Forum Discussion

Martin_58375's avatar
Martin_58375
Icon for Nimbostratus rankNimbostratus
Nov 20, 2012

iRule : snatpool first or pool member selection first

i have a iRule like below

 

 

iRule_mail_snat

 

when CLIENT_ACCEPTED {

 

 

if {[IP::remote_addr] equals "202.1.1.1"} {

 

 

snatpool snatpool_A

 

 

pool Pool_A

 

} elseif { [IP::remote_addr] equals "202.1.1.2"} {

 

snatpool snatpool_B

 

 

pool Pool_B

 

} else {

 

snatpool snatpool_normal }

 

}

 

------------------------------------

 

Snatpool_normal

 

snatpool_normal {

 

member 1.1.1.1 2.2.2.2

 

}

 

-----------------------------------

 

if there is a virtual attach the above iRule and then the pool assigned called "pool_normal".

 

 

pool_normal {

 

member 1.1.1.254:0

 

memeber 2.2.2.254:0

 

memeber 3.3.3.254:0

 

}

 

 

what is the decision for F5 when the traffic going through this iRule ? ( for snatpool_normal , pool_normal )

 

1) F5 will select the snatpool according to the iRule , then select the corresponding pool member in pool.

 

2) F5 will select the pool member and select the correspond snatpool_normal.

 

 

if case 2 , that will be an issue, the situtaion like F5 select 3.3.3.254. however, the snatpool_normal do not have the corresponding Ip address subnet.

 

what can F5 do ? drop the packet ? just choose one of them from the snatpool ?

 

 

application delivery
dev
devops
iRules

5 Replies

Sort By
  • What_Lies_Bene1's avatar
    What_Lies_Bene1
    Icon for Cirrostratus rankCirrostratus
    Nov 20, 2012
    Basically, if the client source IP address isn't 202.1.1.1 or 202.1.1.2 then snatpool snatpool_normal will be used and the Default Pool assigned to the Virtual Server will be used.

     

     

    Because you are doing this in the CLIENT_ACCEPTED event, I don't think the order matters at all.

     

     

    To be blunt, don't use member 3.3.3.254 if it's an issue.
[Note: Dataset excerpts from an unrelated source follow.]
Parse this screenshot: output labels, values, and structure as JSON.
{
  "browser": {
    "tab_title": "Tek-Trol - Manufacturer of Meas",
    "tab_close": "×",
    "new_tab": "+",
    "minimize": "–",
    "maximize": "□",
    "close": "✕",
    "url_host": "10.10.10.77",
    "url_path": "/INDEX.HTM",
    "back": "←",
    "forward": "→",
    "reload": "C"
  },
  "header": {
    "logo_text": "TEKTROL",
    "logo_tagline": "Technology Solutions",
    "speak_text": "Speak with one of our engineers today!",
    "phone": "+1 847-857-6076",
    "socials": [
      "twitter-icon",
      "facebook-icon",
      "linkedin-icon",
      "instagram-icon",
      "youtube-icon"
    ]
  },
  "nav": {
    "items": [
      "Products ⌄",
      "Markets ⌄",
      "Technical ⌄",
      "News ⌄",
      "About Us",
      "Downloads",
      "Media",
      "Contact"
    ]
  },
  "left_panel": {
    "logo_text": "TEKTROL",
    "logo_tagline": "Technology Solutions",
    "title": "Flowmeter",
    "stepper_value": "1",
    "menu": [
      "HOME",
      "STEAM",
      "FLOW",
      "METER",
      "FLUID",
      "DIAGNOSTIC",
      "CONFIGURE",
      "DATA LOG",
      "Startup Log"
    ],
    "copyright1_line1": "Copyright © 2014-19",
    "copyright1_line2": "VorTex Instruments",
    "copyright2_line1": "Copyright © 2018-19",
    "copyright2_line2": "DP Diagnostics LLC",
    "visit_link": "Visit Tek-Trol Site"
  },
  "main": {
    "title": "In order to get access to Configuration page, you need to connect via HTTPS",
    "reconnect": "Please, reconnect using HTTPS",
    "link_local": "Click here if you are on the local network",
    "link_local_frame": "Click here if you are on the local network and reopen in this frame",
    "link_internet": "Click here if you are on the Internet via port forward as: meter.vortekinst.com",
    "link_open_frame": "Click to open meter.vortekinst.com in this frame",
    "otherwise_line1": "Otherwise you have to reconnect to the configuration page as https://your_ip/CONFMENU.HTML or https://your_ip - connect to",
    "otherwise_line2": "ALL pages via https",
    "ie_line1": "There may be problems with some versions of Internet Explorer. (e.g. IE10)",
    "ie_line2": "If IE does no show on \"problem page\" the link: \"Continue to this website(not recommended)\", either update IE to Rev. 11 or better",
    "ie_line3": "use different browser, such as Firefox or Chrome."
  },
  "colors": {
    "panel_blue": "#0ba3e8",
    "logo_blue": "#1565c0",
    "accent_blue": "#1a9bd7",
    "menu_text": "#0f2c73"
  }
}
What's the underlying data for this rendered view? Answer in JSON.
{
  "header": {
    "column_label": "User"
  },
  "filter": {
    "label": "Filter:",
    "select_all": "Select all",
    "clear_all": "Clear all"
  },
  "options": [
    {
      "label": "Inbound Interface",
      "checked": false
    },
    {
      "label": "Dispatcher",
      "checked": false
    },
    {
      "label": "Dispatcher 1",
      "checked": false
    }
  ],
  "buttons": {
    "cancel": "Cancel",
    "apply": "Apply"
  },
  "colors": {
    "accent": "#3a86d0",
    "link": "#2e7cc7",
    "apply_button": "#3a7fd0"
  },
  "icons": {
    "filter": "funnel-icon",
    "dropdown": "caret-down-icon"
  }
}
However, keep in mind the SNAT IP doesn't need to be in the same subnet/network; you just need to ensure the server has a route back to the SNAT address via the F5. You could use 192.168.1.1 if you wanted, as long as the servers and hops inbetween route that IP back to the F5.
  • Martin_58375's avatar
    Martin_58375
    Icon for Nimbostratus rankNimbostratus
    Nov 22, 2012
    Thanks !!!

     

     

    If the packet go out to 1.1.1.254:0 and use 1.1.1.1 for snat ,

     

    the traffic works properly.

     

     

    if the packet go out to 3.3.3.254:0 and use 1.1.1.1 for snat,

     

    F5 will reset the packet.

     

     

    That means the snatpool is not set properly.

     

    For snat , F5 will choose the most specific one.

     

    Am i right ?

     

  • What_Lies_Bene1's avatar
    What_Lies_Bene1
    Icon for Cirrostratus rankCirrostratus
    Nov 22, 2012
    You could specify any SNAT address you liked, the F5 wouldn't reset anything unless the traffic behavior/routing back to it was wrong.

     

     

    What IPs are in the SNAT Pool? Does server 3.3.3.254 have a route back to 1.1.1.1 via the F5, on the same VLAN?
  • Martin_58375's avatar
    Martin_58375
    Icon for Nimbostratus rankNimbostratus
    Nov 26, 2012

    3.3.3.254 and 1.1.1.1 is different VLAN.

     

     

    that meant the packet go out from interface 1.1

     

    and then the reply packet will go to interface 1.2 .

     

    then the packet is reset.

     

    this is what you say in the first sentence.

     

    Thanks !!!

     

  • What_Lies_Bene1's avatar
    What_Lies_Bene1
    Icon for Cirrostratus rankCirrostratus
    Nov 26, 2012
    OK, understood. Yes I did, the point I'm trying to make is, if you use an SNAT IP address that is routed back to the correct F5 interface it doesn't really matter what it is. So, you can either change the routing as necessary to ensure traffic returns to the correct interface, modify your iRule and use an SNAT pool that will be routed back correctly or not use 3.3.3.254.

     

     

    The behavior you are seeing is correct and expected. You need to decide on and implement a configuration that will work. I'm happy to help here.